La Suède reste évidemment favorite avec son effectif peuplé de joueurs draftés au premier tour en NHL, même si les 8600 spectateurs sont tous dévoués au pays organisateur. L’ambiance est électrique à Ostrava !

Les joueurs sont au diapason et mettent beaucoup d’intensité dans le début de match, pressant les Suédois dans un échec avant poussé. Malgré cette énergie et le soutien de la foule, les Tchèques subissent en possession. Ils misent sur les contres, et lorsque Teplý démarre un deux-contre-un, il faut un bel arrêt du gardien suédois Hugo Alnefelt pour maintenir le 0-0.

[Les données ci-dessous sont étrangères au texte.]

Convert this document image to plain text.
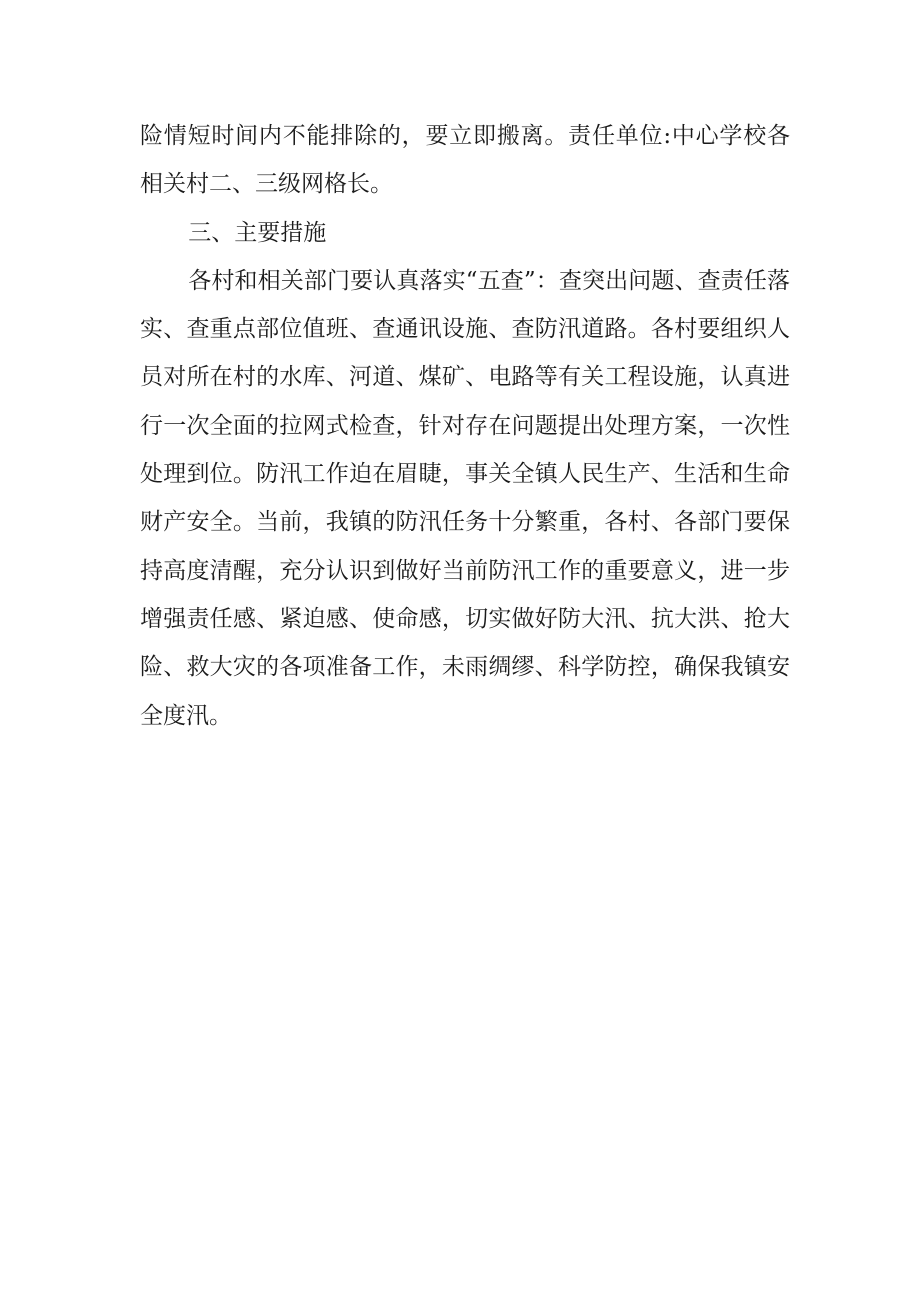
险情短时间内不能排除的，要立即搬离。责任单位:中心学校各相关村二、三级网格长。

三、主要措施

各村和相关部门要认真落实“五查”：查突出问题、查责任落实、查重点部位值班、查通讯设施、查防汛道路。各村要组织人员对所在村的水库、河道、煤矿、电路等有关工程设施，认真进行一次全面的拉网式检查，针对存在问题提出处理方案，一次性处理到位。防汛工作迫在眉睫，事关全镇人民生产、生活和生命财产安全。当前，我镇的防汛任务十分繁重，各村、各部门要保持高度清醒，充分认识到做好当前防汛工作的重要意义，进一步增强责任感、紧迫感、使命感，切实做好防大汛、抗大洪、抢大险、救大灾的各项准备工作，未雨绸缪、科学防控，确保我镇安全度汛。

La prudence défensive locale gêne les Scandinaves, qui ne parviennent pas à approcher du but adverse. Il faut attendre huit minutes pour qu’un retenir de Martin Haš leur permette de s’installer durablement en zone offensive. Déjà auteurs de huit buts en supériorité dans le tournoi, les Suédois ont là une chance en or. Les tirs ne passent pas, bloqués. Mais un palet propulsé par Šik en dehors de l’air de jeu libère de l’espace avec un 5 contre 3 pendant 28 secondes. Sandin assène des tirs de loin et un rebond pris dans le slot frôle le poteau. Höglander, Fagemo, David Gustafsson essaient, sans réussite face à un Dostál vigilant. Holtz n’a pas plus de réussite…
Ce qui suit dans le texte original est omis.